🤖 AI Summary
Existing speech quality assessment methods rely heavily on scalar scores or binary decisions, suffering from poor interpretability and limited generalization across tasks and languages.
Method: We propose the “SpeechLLM-as-Judges” paradigm, introducing SpeechEval—a large-scale, multilingual speech evaluation dataset—and SQ-LLM, a structured large language model for speech quality assessment. SQ-LLM incorporates chain-of-thought reasoning, reward optimization, and structured prompt learning.
Contribution/Results: SQ-LLM is the first model to enable unified, multi-granularity speech evaluation—including fine-grained scoring, pairwise comparison, actionable improvement suggestions, and deepfake detection—within a single framework. It maintains robust zero-shot cross-lingual transfer performance. Experiments demonstrate significant gains in assessment transparency, generalizability, and task adaptability. This work establishes a novel, interpretable, and scalable paradigm for speech quality evaluation.
📝 Abstract
Generative speech technologies are progressing rapidly, but evaluating the perceptual quality of synthetic speech remains a core challenge.

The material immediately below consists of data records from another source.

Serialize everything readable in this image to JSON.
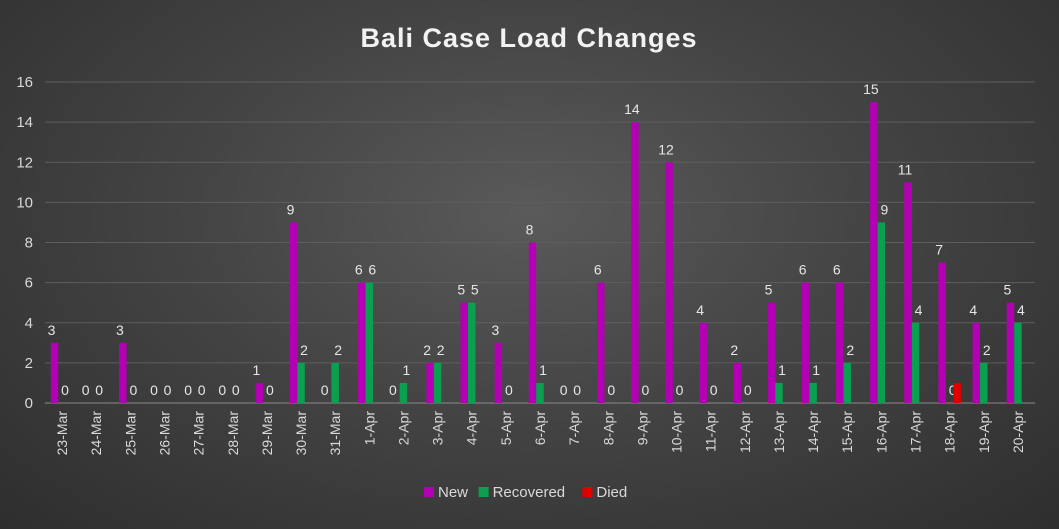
{
  "chart_data": {
    "type": "bar",
    "title": "Bali Case Load Changes",
    "categories": [
      "23-Mar",
      "24-Mar",
      "25-Mar",
      "26-Mar",
      "27-Mar",
      "28-Mar",
      "29-Mar",
      "30-Mar",
      "31-Mar",
      "1-Apr",
      "2-Apr",
      "3-Apr",
      "4-Apr",
      "5-Apr",
      "6-Apr",
      "7-Apr",
      "8-Apr",
      "9-Apr",
      "10-Apr",
      "11-Apr",
      "12-Apr",
      "13-Apr",
      "14-Apr",
      "15-Apr",
      "16-Apr",
      "17-Apr",
      "18-Apr",
      "19-Apr",
      "20-Apr"
    ],
    "series": [
      {
        "name": "New",
        "color": "#b400b4",
        "values": [
          3,
          0,
          3,
          0,
          0,
          0,
          1,
          9,
          0,
          6,
          0,
          2,
          5,
          3,
          8,
          0,
          6,
          14,
          12,
          4,
          2,
          5,
          6,
          6,
          15,
          11,
          7,
          4,
          5
        ]
      },
      {
        "name": "Recovered",
        "color": "#0aa050",
        "values": [
          0,
          0,
          0,
          0,
          0,
          0,
          0,
          2,
          2,
          6,
          1,
          2,
          5,
          0,
          1,
          0,
          0,
          0,
          0,
          0,
          0,
          1,
          1,
          2,
          9,
          4,
          0,
          2,
          4
        ]
      },
      {
        "name": "Died",
        "color": "#e00000",
        "values": [
          null,
          null,
          null,
          null,
          null,
          null,
          null,
          null,
          null,
          null,
          null,
          null,
          null,
          null,
          null,
          null,
          null,
          null,
          null,
          null,
          null,
          null,
          null,
          null,
          null,
          null,
          1,
          null,
          null
        ]
      }
    ],
    "yticks": [
      0,
      2,
      4,
      6,
      8,
      10,
      12,
      14,
      16
    ],
    "ylim": [
      0,
      16
    ],
    "grid": true,
    "legend": "bottom"
  }
}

Existing methods typically rely on scalar scores or binary decisions, which lack interpretability and generalization across tasks and languages. We present SpeechLLM-as-Judges, a new paradigm for enabling large language models (LLMs) to conduct structured and explanation-based speech quality evaluation. To support this direction, we introduce SpeechEval, a large-scale dataset containing 32,207 multilingual speech clips and 128,754 annotations spanning four tasks: quality assessment, pairwise comparison, improvement suggestion, and deepfake detection. Based on this resource, we develop SQ-LLM, a speech-quality-aware LLM trained with chain-of-thought reasoning and reward optimization to improve capability. Experimental results show that SQ-LLM delivers strong performance across tasks and languages, revealing the potential of this paradigm for advancing speech quality evaluation. Relevant resources will be open-sourced.